De Zuidas is niet zoveel anders dan de popindustrie: je hebt Beliebers en non-Beliebers. Mensen die een spirituele verbinding voelen met hun werk, en mensen die vooral het touw voelen trekken van de hypotheek. Volgens onderzoeksbureau Gallup is die verhouding in Nederland ongeveer 1:9: slechts acht procent van de werknemers voelt zich actief betrokken bij hun werk, tachtig procent doet wat wordt gevraagd, maar zet geen stapje extra. Toch schuift dat nu op. Jonge hoogopgeleiden willen namelijk Beliebers zijn.
Door ZoZuidas
Begin deze maand maakte Intermediar de Top 50 populairste werkgevers van 2016 onder hoogopgeleiden tot 45 jaar bekend. Grootste stijger in de top tien is Google. De internetreus – waar je mag conference callen vanuit een skilift en met een glijbaan in de kantine belandt – steeg van acht naar twee. Kozen potentiële werknemers vroeger een werkgever vooral uit op salaris, tegenwoordig zijn softe componenten zoals de uitstraling van een bedrijf en het werkgeversmerk steeds belangrijker, blijkt uit bijbehorend onderzoek.

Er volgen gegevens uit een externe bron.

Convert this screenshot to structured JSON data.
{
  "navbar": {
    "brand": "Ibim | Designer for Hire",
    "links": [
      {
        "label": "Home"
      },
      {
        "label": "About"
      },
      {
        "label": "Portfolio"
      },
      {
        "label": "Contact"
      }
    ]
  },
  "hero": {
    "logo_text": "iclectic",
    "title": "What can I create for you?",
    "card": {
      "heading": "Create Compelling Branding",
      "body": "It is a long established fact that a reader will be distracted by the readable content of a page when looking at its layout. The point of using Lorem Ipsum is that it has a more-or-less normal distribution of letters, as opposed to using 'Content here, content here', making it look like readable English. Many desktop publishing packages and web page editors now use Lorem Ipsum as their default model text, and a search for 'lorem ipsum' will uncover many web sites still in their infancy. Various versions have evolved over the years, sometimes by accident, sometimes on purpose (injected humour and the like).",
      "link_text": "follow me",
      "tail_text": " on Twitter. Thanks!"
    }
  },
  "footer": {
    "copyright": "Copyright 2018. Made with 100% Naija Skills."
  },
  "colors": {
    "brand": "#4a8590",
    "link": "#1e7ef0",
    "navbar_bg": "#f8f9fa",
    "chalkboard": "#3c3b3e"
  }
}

De moderne werknemer wil zich verbonden voelen met zijn bedrijf, meer vrijheid en iets doen wat deelbaar is online. Dat je zegt ‘ik werk bij KPMG’, en dat je dan niet uit pure angst en schaamte je neus in een Belgisch bierflesje boort. Maar dat je uit jezelf een selfie deelt met je collega’s tijdens de kick off van jullie zelf bedachte en zelf gestuurde project.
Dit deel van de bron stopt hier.